Thursday, July 11, 2013

Lago Grey: A Scientific Explanation


At the end of April, while our Aussie guests were here, we all flew together down to the far south of Chile.  We were heading into the pampas – the thousands on thousands of rolling kilometers of open southern grasslands, going to Puerto Natales and the Torres del Paine.
We were going tower hunting.


 

Icebergs are blue. Electric Blue. Celestial blue. 
            So are the rivers that flow away from glaciers, and the lakes that these rivers flow into, something that has always confused me. I had been taught that the celestial properties of icebergs are due to the way light rays percolate through the ice, and I didn’t see how that could translate to the ice when it melted.
            I have since learned that the vivid color comes from rock flour, ground out of the Torres del Paine by the moving glaciers and suspended in the water.  Nine years ago, however, I heard a different explanation.
            In the summer you can go up to the face of the glacier in little boats –chugging along the ice face, hugging the curves and crags and chipping ice cubes from the glacier and drinking dreadful, three-day old whiskey with celestial ten-thousand year old ice.
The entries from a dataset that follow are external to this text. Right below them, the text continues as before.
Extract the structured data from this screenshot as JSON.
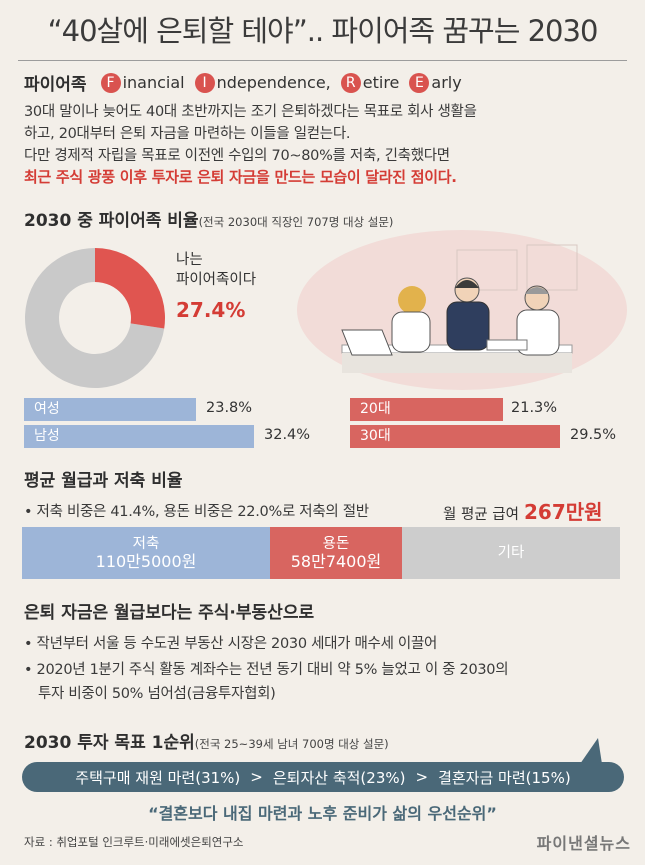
{
  "title": "“40살에 은퇴할 테야”.. 파이어족 꿈꾸는 2030",
  "fire": {
    "label": "파이어족",
    "words": [
      {
        "letter": "F",
        "rest": "inancial"
      },
      {
        "letter": "I",
        "rest": "ndependence,"
      },
      {
        "letter": "R",
        "rest": "etire"
      },
      {
        "letter": "E",
        "rest": "arly"
      }
    ]
  },
  "description": [
    "30대 말이나 늦어도 40대 초반까지는 조기 은퇴하겠다는 목표로 회사 생활을",
    "하고, 20대부터 은퇴 자금을 마련하는 이들을 일컫는다.",
    "다만 경제적 자립을 목표로 이전엔 수입의 70~80%를 저축, 긴축했다면"
  ],
  "description_highlight": "최근 주식 광풍 이후 투자로 은퇴 자금을 만드는 모습이 달라진 점이다.",
  "section1": {
    "title": "2030 중 파이어족 비율",
    "subtitle": "(전국 2030대 직장인 707명 대상 설문)"
  },
  "donut": {
    "label_line1": "나는",
    "label_line2": "파이어족이다",
    "value_text": "27.4%",
    "value": 27.4,
    "color_primary": "#e05550",
    "color_rest": "#c9c9c9"
  },
  "chart_data": [
    {
      "type": "pie",
      "categories": [
        "나는 파이어족이다"
      ],
      "values": [
        27.4
      ],
      "title": "2030 중 파이어족 비율"
    },
    {
      "type": "bar",
      "categories": [
        "여성",
        "남성"
      ],
      "values": [
        23.8,
        32.4
      ]
    },
    {
      "type": "bar",
      "categories": [
        "20대",
        "30대"
      ],
      "values": [
        21.3,
        29.5
      ]
    }
  ],
  "gender_bars": [
    {
      "label": "여성",
      "value": 23.8,
      "value_text": "23.8%"
    },
    {
      "label": "남성",
      "value": 32.4,
      "value_text": "32.4%"
    }
  ],
  "age_bars": [
    {
      "label": "20대",
      "value": 21.3,
      "value_text": "21.3%"
    },
    {
      "label": "30대",
      "value": 29.5,
      "value_text": "29.5%"
    }
  ],
  "colors": {
    "blue": "#9db5d8",
    "red": "#d86560",
    "gray": "#cdcdcd",
    "goal": "#4a6878"
  },
  "section2": {
    "title": "평균 월급과 저축 비율",
    "bullet": "• 저축 비중은 41.4%, 용돈 비중은 22.0%로 저축의 절반",
    "salary_label": "월 평균 급여",
    "salary_value": "267만원",
    "segments": [
      {
        "label": "저축",
        "amount": "110만5000원",
        "share": 41.4
      },
      {
        "label": "용돈",
        "amount": "58만7400원",
        "share": 22.0
      },
      {
        "label": "기타",
        "amount": "",
        "share": 36.6
      }
    ]
  },
  "section3": {
    "title": "은퇴 자금은 월급보다는 주식·부동산으로",
    "bullets": [
      "• 작년부터 서울 등 수도권 부동산 시장은 2030 세대가 매수세 이끌어",
      "• 2020년 1분기 주식 활동 계좌수는 전년 동기 대비 약 5% 늘었고 이 중 2030의"
    ],
    "bullet_cont": "투자 비중이 50% 넘어섬(금융투자협회)"
  },
  "section4": {
    "title": "2030 투자 목표 1순위",
    "subtitle": "(전국 25~39세 남녀 700명 대상 설문)",
    "goals": [
      "주택구매 재원 마련(31%)",
      "은퇴자산 축적(23%)",
      "결혼자금 마련(15%)"
    ],
    "arrow": ">"
  },
  "quote": "“결혼보다 내집 마련과 노후 준비가 삶의 우선순위”",
  "source": "자료 : 취업포털 인크루트·미래에셋은퇴연구소",
  "logo": "파이낸셜뉴스"
}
Halfway along the lake, we had stopped to pick up a group of campers from a campsite on the lake shore.  That campsite set a new benchmark for blasted, benighted and windswept, but the campers – a group of students from Santiago, were full of enthusiasm.
It was a mixed group, and the girls were inclined to worshipful adoration of the males.  Up against the ice face, one of the girls spoke -
            “The ice in that cleft is so blue it’s almost turquoise. Why is the ice so blue, Hari?”
A student in the middle of the pack smiled and stood tall.
            “Ah."  He said. He cleared his throat. "Ah ha.  You know how water is made up of two H molecules and one O molecule?”
           “Yes!”
            “Well, it’s the H molecules that make ice white.  When ice goes blue like this it means that all the H molecules have melted into the lake.  That ice is there mostly O.”
            “Ohhhh."  The girl looked up at him with doe-like adulation. 
From the back of our little crowd, a voice rose in a distinct Australian drawl.
            “I’m guessing that none of you lot study Chemistry, then?”
            I’m not saying that it was one of us. It might have been, but on the other hand, it might not. There were a lot of people on that boat. It could have been anyone.
            Hari went back to more traditional means of impressing girls – flexing the muscles in his arms (the muscles in his brains having proved pretty much impervious to flexing) and drinking too much whiskey on ten-thousand year old rocks.


Those were some rocks.  That water was the most pure water I’ve ever tasted.  It tasted of theology; you could conceive of a pristine world, where the rain fell on antediluvian man through a sky that had never heard of aerial pollutants.  Sucking on a chip of ice was like drinking explosions of absolute nothing.  Like peppermint without the mint.  Just the explosion.